MANSUR YAVAŞ, EKREM İMAMOĞLU, TEMEL KARAMOLLAOĞLU VE KEMAL KILIÇDAROĞLU SAKARYA’DA
Ankara Büyükşehir Belediye Başkanı Mansur Yavaş, İstanbul Büyükşehir Belediye Başkanı Ekrem İmamoğlu, Saadet Partisi Genel Başkanı Temel Karamollaoğlu ve Millet İttifakı 13’üncü Cumhurbaşkanı Adayı Kemal Kılıçdaroğlu ile birlikte Sakarya’da vatandaşlarla buluştu.
Ankara Büyükşehir Belediye Başkanı Mansur Yavaş, 14 Mayıs Pazar günü gerçekleşecek Cumhurbaşkanı ve Milletvekili Seçimleri öncesinde Türkiye’yi gezmeye devam ediyor.
Öğle saatlerinde Karabük’te halka seslenen Yavaş, daha sonra Sakarya’ya geçti. Yavaş, İstanbul Büyükşehir Belediye Başkanı Ekrem İmamoğlu, Saadet Partisi Genel Başkanı Temel Karamollaoğlu ve Millet İttifakı’nın 13’üncü Cumhurbaşkanı Adayı Kemal Kılıçdaroğlu ile birlikte Demokrasi Meydanı’nda toplanan vatandaşlarla bir araya geldi.
YAVAŞ: “HERKES BAŞIMIZIN ÜSTÜNDEDİR”
Sakarya halkını selamlayarak konuşmasına başlayan Ankara Büyükşehir Belediye Başkanı Mansur Yavaş, “14 Mayıs’ta seçime gidiyoruz, vatandaş ya mevcut iktidarın devamına karar veriyor veya değiştiriyor. İster Cumhur İttifakına oy versin ister Millet İttifakına oy versin, herkes başımızın üstündedir. Kendilerine saygımız sonsuzdur” dedi.
“NE HAKKINIZ VAR BİZİ BİRBİRİMİZE KIRDIRMAYA?”

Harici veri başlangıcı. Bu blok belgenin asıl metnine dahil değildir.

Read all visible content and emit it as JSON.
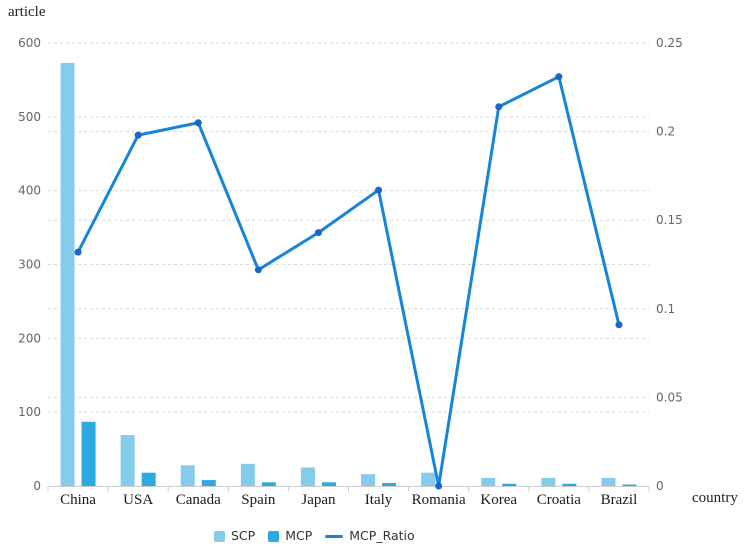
{
  "chart_data": {
    "type": "bar+line",
    "categories": [
      "China",
      "USA",
      "Canada",
      "Spain",
      "Japan",
      "Italy",
      "Romania",
      "Korea",
      "Croatia",
      "Brazil"
    ],
    "series": [
      {
        "name": "SCP",
        "type": "bar",
        "axis": "left",
        "color": "#85cbea",
        "values": [
          573,
          69,
          28,
          30,
          25,
          16,
          18,
          11,
          11,
          11
        ]
      },
      {
        "name": "MCP",
        "type": "bar",
        "axis": "left",
        "color": "#2ca9e1",
        "values": [
          87,
          18,
          8,
          5,
          5,
          4,
          0,
          3,
          3,
          2
        ]
      },
      {
        "name": "MCP_Ratio",
        "type": "line",
        "axis": "right",
        "color": "#1684d9",
        "marker_color": "#1a66c8",
        "values": [
          0.132,
          0.198,
          0.205,
          0.122,
          0.143,
          0.167,
          0,
          0.214,
          0.231,
          0.091
        ]
      }
    ],
    "left_axis": {
      "title": "article",
      "min": 0,
      "max": 600,
      "tick_step": 100,
      "tick_labels": [
        "0",
        "100",
        "200",
        "300",
        "400",
        "500",
        "600"
      ]
    },
    "right_axis": {
      "min": 0,
      "max": 0.25,
      "tick_step": 0.05,
      "tick_labels": [
        "0",
        "0.05",
        "0.1",
        "0.15",
        "0.2",
        "0.25"
      ]
    },
    "x_axis": {
      "title": "country"
    },
    "legend": {
      "position": "bottom",
      "items": [
        "SCP",
        "MCP",
        "MCP_Ratio"
      ]
    },
    "grid": "horizontal dashed lines for both left and right axis ticks"
  },
  "style_colors": {
    "background": "#ffffff",
    "grid_line": "#d9d9d9",
    "axis_line": "#cccccc",
    "tick_text": "#666666",
    "category_text": "#1a1a1a",
    "legend_text": "#333333"
  }
}
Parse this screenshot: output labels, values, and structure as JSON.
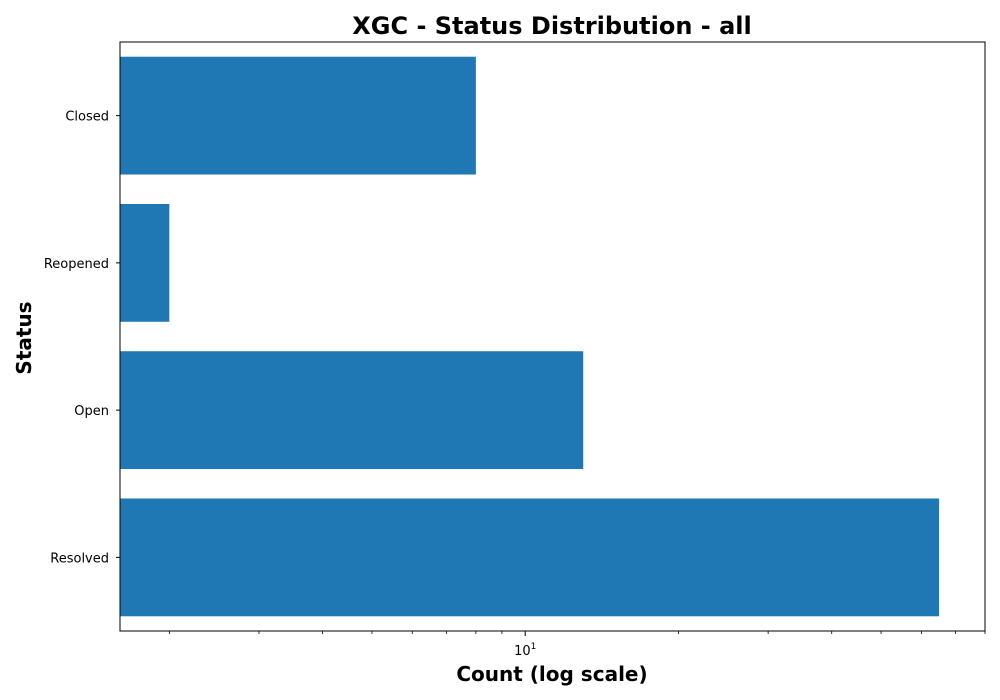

İktidar olduktan sonra kimseyi ötekileştirmeyeceklerini vurgulayan Mansur Yavaş, “Demokrasi böyle bir şey. Cumhur İttifakı’nın da kendisi gibi düşünmeyen insanlara aynı saygıyı göstermesi lazım. Ne demek; illet, zillet, vatan haini? Bunlar kimsenin ağzına yakışan kelimeler değil. Ne hakkınız var bizi birbirimize kırdırmaya, düşman etmeye? Bu İktidarın gitmesi için birinci sebep budur. Toplumu ayrıştırıp, kendisi gibi düşünmeyenleri bu şekilde nefret siyasetiyle ötekileştirmesi, gençler bir şey talep ettiği zaman azarlanıyor hiçbir zaman kendi suçları olmuyor. Bir günden bir güne bu iktidarın ‘Biz şurada yanlış yaptık sizden özür diliyorum’ dediğini duydunuz mu? Suçlu ya pazarcı ya kasap.. Bir kere de üstlenin Allah aşkına…” diye konuştu.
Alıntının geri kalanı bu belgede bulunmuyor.